Believing the cigarette to contain marijuana, it was then proper for the officer to make a search of the vehicle and of defendant’s jacket—the former revealed nothing, the latter, another marijuana cigarette. In People v. Murphy, 173 Cal. App.2d 367 [243 P.2d 273], an automobile without lights was parked at the curb at night. In the course of checking the registration from the outside of the car, the officer saw an automatic pistol lying on the floor. Similar contentions were advanced but rejected by the court at page 377 : “In the course of checking the registration of the automobile the officer, from the outside of the car, saw the automatic pistol on the floor. This warranted investigation and the officer promptly took possession of the gun. There was no search as far as the gun was concerned, for to see that which is in plain sight is not a search (citations). Upon finding a loaded pistol in the car, it was reasonable for the officers to conduct a further investigation.” Inasmuch as the officer did not actually search the vehicle and defendant’s jacket until he came upon the first marijuana cigarette which appeared in plain sight upon removal of the jacket in the course of inventorying the contents of the vehicle prior to impounding the same, we hold the search justified (People v. Sanson, 156 Cal.App.2d 250 [319 P.2d 422] ; People v. Anders, 167 Cal.App.2d 65 [333 P.2d 854] ; People v. Galceran, 178 Cal.App.2d 312 [2 Cal.Rptr. 901]).
Viewed from another approach, we deem that no seizure existed, for both the first cigarette and the second found in defendant’s jacket were legally in the possession of the *461officers, predicated on that line of authority holding that if a vehicle was legally in the possession of the police as incident to its having been impounded, the contents of the car were also legally in their possession. “Where an automobile is lawfully in the custody of a police officer, such contraband articles as are contained in it are legally in the possession of such officer (citations)” (People v.
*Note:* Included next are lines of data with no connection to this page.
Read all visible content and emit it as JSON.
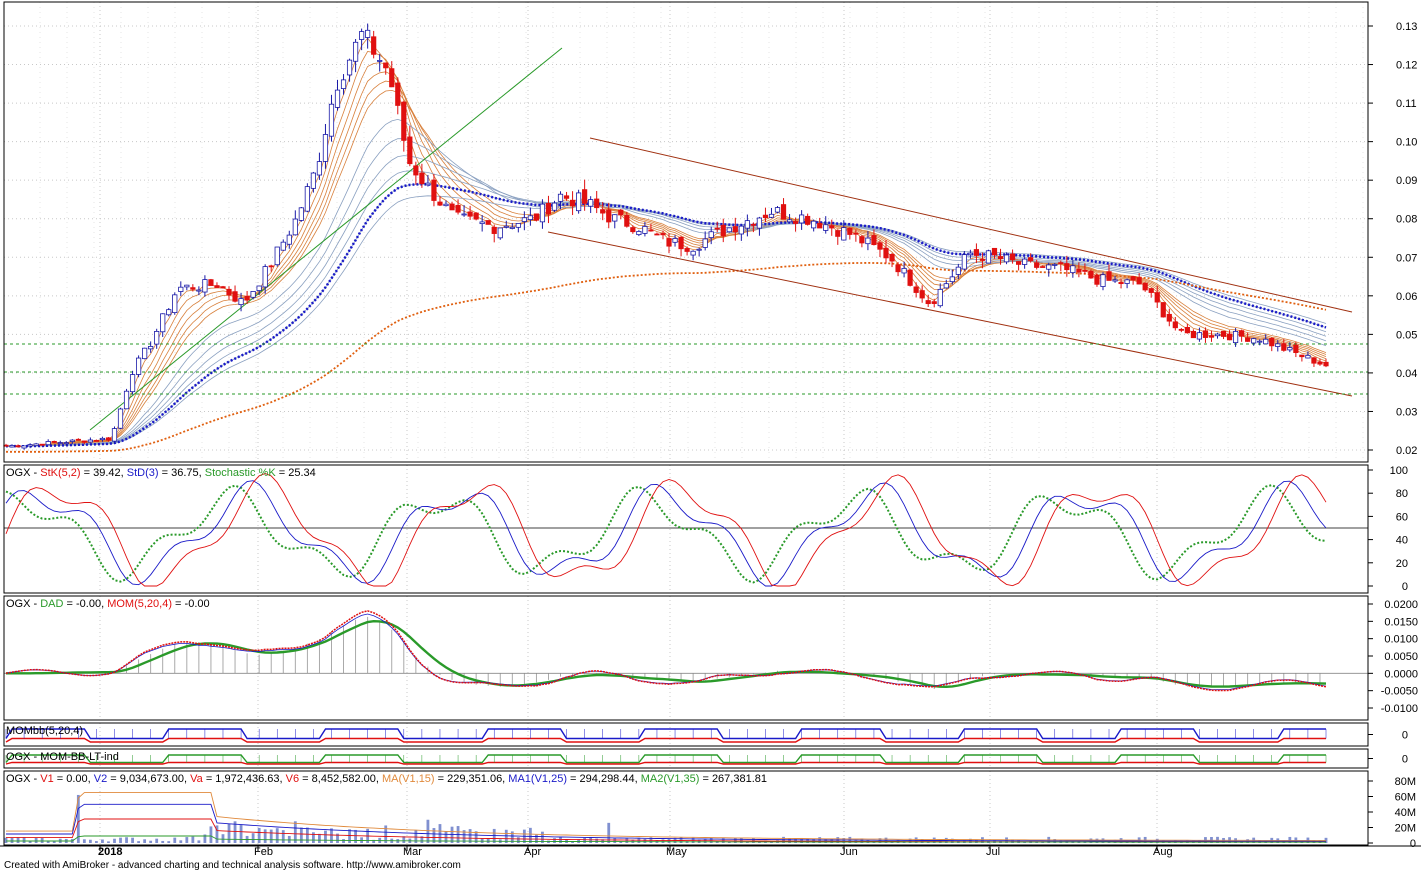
{
  "footer": "Created with AmiBroker - advanced charting and technical analysis software. http://www.amibroker.com",
  "colors": {
    "up_candle": "#1a1aa8",
    "down_candle": "#e01010",
    "grid": "#c8c8c8",
    "dotted_blue": "#1a1ac8",
    "dotted_orange": "#e06010",
    "channel": "#a03010",
    "ema_warm": "#d8803c",
    "ema_cool": "#8aa0c0",
    "green": "#2a9a2a",
    "bars": "#a0a0a0"
  },
  "xaxis": {
    "labels": [
      "2018",
      "Feb",
      "Mar",
      "Apr",
      "May",
      "Jun",
      "Jul",
      "Aug"
    ]
  },
  "price_panel": {
    "ticks": [
      "0.13",
      "0.12",
      "0.11",
      "0.10",
      "0.09",
      "0.08",
      "0.07",
      "0.06",
      "0.05",
      "0.04",
      "0.03",
      "0.02"
    ]
  },
  "stoch_panel": {
    "header": [
      {
        "text": "OGX - ",
        "color": "#000000"
      },
      {
        "text": "StK(5,2)",
        "color": "#e01010"
      },
      {
        "text": " = 39.42, ",
        "color": "#000000"
      },
      {
        "text": "StD(3)",
        "color": "#1a1ac8"
      },
      {
        "text": " = 36.75, ",
        "color": "#000000"
      },
      {
        "text": "Stochastic %K",
        "color": "#2a9a2a"
      },
      {
        "text": " = 25.34",
        "color": "#000000"
      }
    ],
    "ticks": [
      "100",
      "80",
      "60",
      "40",
      "20",
      "0"
    ]
  },
  "mom_panel": {
    "header": [
      {
        "text": "OGX - ",
        "color": "#000000"
      },
      {
        "text": "DAD",
        "color": "#2a9a2a"
      },
      {
        "text": " = -0.00, ",
        "color": "#000000"
      },
      {
        "text": "MOM(5,20,4)",
        "color": "#e01010"
      },
      {
        "text": " = -0.00",
        "color": "#000000"
      }
    ],
    "ticks": [
      "0.0200",
      "0.0150",
      "0.0100",
      "0.0050",
      "0.0000",
      "-0.0050",
      "-0.0100"
    ]
  },
  "mombb_panel": {
    "header": "MOMbb(5,20,4)",
    "tick": "0"
  },
  "momlt_panel": {
    "header": "OGX - MOM-BB-LT-ind",
    "tick": "0"
  },
  "volume_panel": {
    "header": [
      {
        "text": "OGX - ",
        "color": "#000000"
      },
      {
        "text": "V1",
        "color": "#e01010"
      },
      {
        "text": " = 0.00, ",
        "color": "#000000"
      },
      {
        "text": "V2",
        "color": "#1a1ac8"
      },
      {
        "text": " = 9,034,673.00, ",
        "color": "#000000"
      },
      {
        "text": "Va",
        "color": "#e01010"
      },
      {
        "text": " = 1,972,436.63, ",
        "color": "#000000"
      },
      {
        "text": "V6",
        "color": "#e01010"
      },
      {
        "text": " = 8,452,582.00, ",
        "color": "#000000"
      },
      {
        "text": "MA(V1,15)",
        "color": "#e08a3c"
      },
      {
        "text": " = 229,351.06, ",
        "color": "#000000"
      },
      {
        "text": "MA1(V1,25)",
        "color": "#1a1ac8"
      },
      {
        "text": " = 294,298.44, ",
        "color": "#000000"
      },
      {
        "text": "MA2(V1,35)",
        "color": "#2a9a2a"
      },
      {
        "text": " = 267,381.81",
        "color": "#000000"
      }
    ],
    "ticks": [
      "80M",
      "60M",
      "40M",
      "20M",
      "0"
    ]
  },
  "chart_data": {
    "type": "line",
    "symbol": "OGX",
    "price_range": [
      0.02,
      0.13
    ],
    "price_path_x": [
      0,
      4,
      8,
      9.5,
      11,
      13,
      16,
      18,
      20,
      22,
      23.5,
      25,
      27,
      29,
      30.5,
      32,
      34,
      37,
      40,
      42,
      44,
      46,
      48,
      50,
      52,
      55,
      58,
      61,
      64,
      67,
      70,
      73,
      75,
      77,
      80,
      83,
      86,
      89,
      92,
      95,
      97,
      100
    ],
    "price_path_y": [
      0.021,
      0.022,
      0.023,
      0.04,
      0.048,
      0.062,
      0.063,
      0.058,
      0.068,
      0.08,
      0.093,
      0.115,
      0.128,
      0.118,
      0.095,
      0.088,
      0.08,
      0.078,
      0.08,
      0.086,
      0.084,
      0.08,
      0.078,
      0.074,
      0.073,
      0.078,
      0.082,
      0.08,
      0.076,
      0.07,
      0.058,
      0.071,
      0.07,
      0.068,
      0.067,
      0.064,
      0.063,
      0.05,
      0.05,
      0.049,
      0.046,
      0.042
    ],
    "stochastic_k": [
      39.42
    ],
    "stochastic_d": [
      36.75
    ],
    "stochastic_pct_k": [
      25.34
    ],
    "dad": [
      "-0.00"
    ],
    "mom": [
      "-0.00"
    ],
    "volume": {
      "V1": "0.00",
      "V2": "9,034,673.00",
      "Va": "1,972,436.63",
      "V6": "8,452,582.00",
      "MA(V1,15)": "229,351.06",
      "MA1(V1,25)": "294,298.44",
      "MA2(V1,35)": "267,381.81"
    }
  }
}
Ortiz, 147 Cal.App.2d 248, 251 [305 P.2d 145]). Thus, possession of the narcotic was legally obtained by the officer.
Moreover, a search without a warrant is valid where incident to lawful arrest if reasonably made and in good faith (People v. Baker, 135 Cal.App.2d 1 [286 P.2d 510]; People v. Winston, 46 Cal.2d 151 [293 P.2d 40] ; People v. Coleman, 134 Cal.App.2d 594 [286 P.2d 582] ; People v. Smith, 153 Cal.App.2d 190 [314 P.2d 31]); this is true even though the evidence seized is for a crime different from the one for which the arrest was made. (Harris v. United States, 331 U.S. 145 [67 S.Ct. 1098, 91 L.Ed. 1399]; People v. Roberts, 47 Cal.2d 374 [303 P.2d 721] ; People v. Lucas, 180 Cal.App.2d 723 [4 Cal.Rptr. 798] ; People v. Ortiz, 147 Cal.App.2d 248 [305 P.2d 145]). “ The fact that the search disclosed evidence
of a different crime from that suspected at the time the search was instituted does not prevent the use of the evidence disclosed (citations)” (People v. Galceran, 178 Cal.App.2d 312 [2 Cal.Rptr. 901]).
For the foregoing reasons the judgment and order appealed from are affirmed.
Wood, P. J., and Fourt, J., concurred.
A petition for a rehearing was denied August 22, 1960, and appellant’s petition for a hearing by the Supreme Court was denied September 20, 1960.